Yabancısı olduğu bu topraklara daha ilk adım attığında düşmüştü yüreğine aşkın kor ateşi. Zülal, su olmayı seçse de söndürememişti içindeki alazı. Koca bir alev topuna dönüşmüş, bu masalda adı geçen herkesi yakıp geçmişti. En çokta Mirza'yı…
Zülal onun bu dünyadaki kıyameti, kıyametin ortasındaki çiçeğiydi. Fakat her âşık gibi ödemesi gereken bedeller, çekmesi gereken acılar vardı. Peki ya ölümü göze almış bir adamı yanmakla korkutabilir misin? Kaybetmemek uğruna elleriyle bir mezar kazmış, içine dönüşü olmayan sırlar gömmüştü. Peki ya hangi sırrın ömrü sonsuza dekti?
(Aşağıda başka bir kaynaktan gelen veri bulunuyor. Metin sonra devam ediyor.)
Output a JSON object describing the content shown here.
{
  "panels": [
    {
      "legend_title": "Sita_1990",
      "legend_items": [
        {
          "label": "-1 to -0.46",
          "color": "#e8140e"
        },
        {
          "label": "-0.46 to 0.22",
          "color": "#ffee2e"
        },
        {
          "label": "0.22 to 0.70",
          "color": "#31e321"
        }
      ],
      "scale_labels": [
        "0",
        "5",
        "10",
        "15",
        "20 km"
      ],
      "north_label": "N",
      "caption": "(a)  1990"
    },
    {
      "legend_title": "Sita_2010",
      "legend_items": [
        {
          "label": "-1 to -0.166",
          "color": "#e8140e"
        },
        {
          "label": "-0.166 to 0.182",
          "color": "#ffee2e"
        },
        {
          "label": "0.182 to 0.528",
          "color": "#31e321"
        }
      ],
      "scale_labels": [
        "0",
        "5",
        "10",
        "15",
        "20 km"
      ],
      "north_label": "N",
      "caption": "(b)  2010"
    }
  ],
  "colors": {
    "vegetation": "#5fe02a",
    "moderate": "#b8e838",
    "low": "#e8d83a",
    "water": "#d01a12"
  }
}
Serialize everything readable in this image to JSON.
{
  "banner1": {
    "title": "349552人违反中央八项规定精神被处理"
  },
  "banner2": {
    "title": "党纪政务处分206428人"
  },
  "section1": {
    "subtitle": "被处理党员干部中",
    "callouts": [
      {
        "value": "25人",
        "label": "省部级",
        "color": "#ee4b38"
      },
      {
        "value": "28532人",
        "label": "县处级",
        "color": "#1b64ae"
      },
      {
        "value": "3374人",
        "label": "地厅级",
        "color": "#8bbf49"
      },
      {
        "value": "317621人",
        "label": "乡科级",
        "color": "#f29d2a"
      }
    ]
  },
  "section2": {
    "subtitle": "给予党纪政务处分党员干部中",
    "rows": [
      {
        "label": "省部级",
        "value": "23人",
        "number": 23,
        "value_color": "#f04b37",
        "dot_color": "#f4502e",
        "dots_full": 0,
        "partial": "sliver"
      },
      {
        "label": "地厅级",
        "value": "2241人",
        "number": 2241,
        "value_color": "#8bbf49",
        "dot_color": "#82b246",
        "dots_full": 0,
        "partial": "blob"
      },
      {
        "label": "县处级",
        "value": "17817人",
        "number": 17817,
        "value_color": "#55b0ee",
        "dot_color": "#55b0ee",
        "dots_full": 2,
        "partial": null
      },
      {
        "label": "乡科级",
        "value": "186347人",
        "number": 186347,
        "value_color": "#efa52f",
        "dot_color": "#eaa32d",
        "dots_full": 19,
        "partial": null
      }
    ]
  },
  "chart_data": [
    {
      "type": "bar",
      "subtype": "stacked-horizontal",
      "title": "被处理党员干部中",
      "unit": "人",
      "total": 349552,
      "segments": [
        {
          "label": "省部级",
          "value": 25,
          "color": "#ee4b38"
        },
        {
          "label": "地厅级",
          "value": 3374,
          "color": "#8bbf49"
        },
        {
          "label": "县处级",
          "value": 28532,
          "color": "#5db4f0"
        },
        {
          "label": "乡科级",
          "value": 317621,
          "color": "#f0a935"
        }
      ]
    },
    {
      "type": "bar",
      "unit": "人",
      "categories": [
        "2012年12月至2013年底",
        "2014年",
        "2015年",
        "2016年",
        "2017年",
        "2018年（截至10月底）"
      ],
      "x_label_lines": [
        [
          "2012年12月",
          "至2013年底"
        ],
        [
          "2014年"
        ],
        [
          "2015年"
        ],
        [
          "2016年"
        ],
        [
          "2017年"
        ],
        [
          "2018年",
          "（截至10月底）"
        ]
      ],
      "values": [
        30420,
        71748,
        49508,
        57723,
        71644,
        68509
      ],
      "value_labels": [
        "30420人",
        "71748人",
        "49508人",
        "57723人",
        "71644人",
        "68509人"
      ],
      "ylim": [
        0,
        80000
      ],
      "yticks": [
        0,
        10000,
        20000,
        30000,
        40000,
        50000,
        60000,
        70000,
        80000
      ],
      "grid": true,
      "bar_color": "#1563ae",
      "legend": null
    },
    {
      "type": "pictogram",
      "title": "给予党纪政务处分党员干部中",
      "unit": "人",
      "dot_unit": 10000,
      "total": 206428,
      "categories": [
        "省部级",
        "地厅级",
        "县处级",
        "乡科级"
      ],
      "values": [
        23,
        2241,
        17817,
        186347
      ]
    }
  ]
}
Yüzleşme günü geldiğinde her şey eskisi gibi kalabilecek miydi? Hayır! Artık şehrin güneşi bile sönmüştü. Ne yüreklerindeki feryatlar sessiz, ne de lâl olmuş dillerindeki vaveylalar sessizdi.
Zülal gerçeklerle yüz yüze geldiğinde kendini feda etmek pahasına ailesini ölümün pençesinden kurtarmayı mı seçecekti? Yoksa sevda denen sızıya mı yenik düşecekti? Mutluluk, Zülal için hayatın damağına sürdüğü avutucu bir damla baldan farksızdı.
Bu kazanılanı olmayan bir savaştı, herkes biraz yitik, biraz bitikti.
"Hani bana hep "lotus çiçeğim" diye hitap ederdin ya sevgilim. Haklıymışsın, lotus çiçekleri yalnızca bataklıkta yetişirler. Senin tertemiz dünyana alışık değilim ben. Bırak! Seni de batırmadan ait olduğum yere döneyim."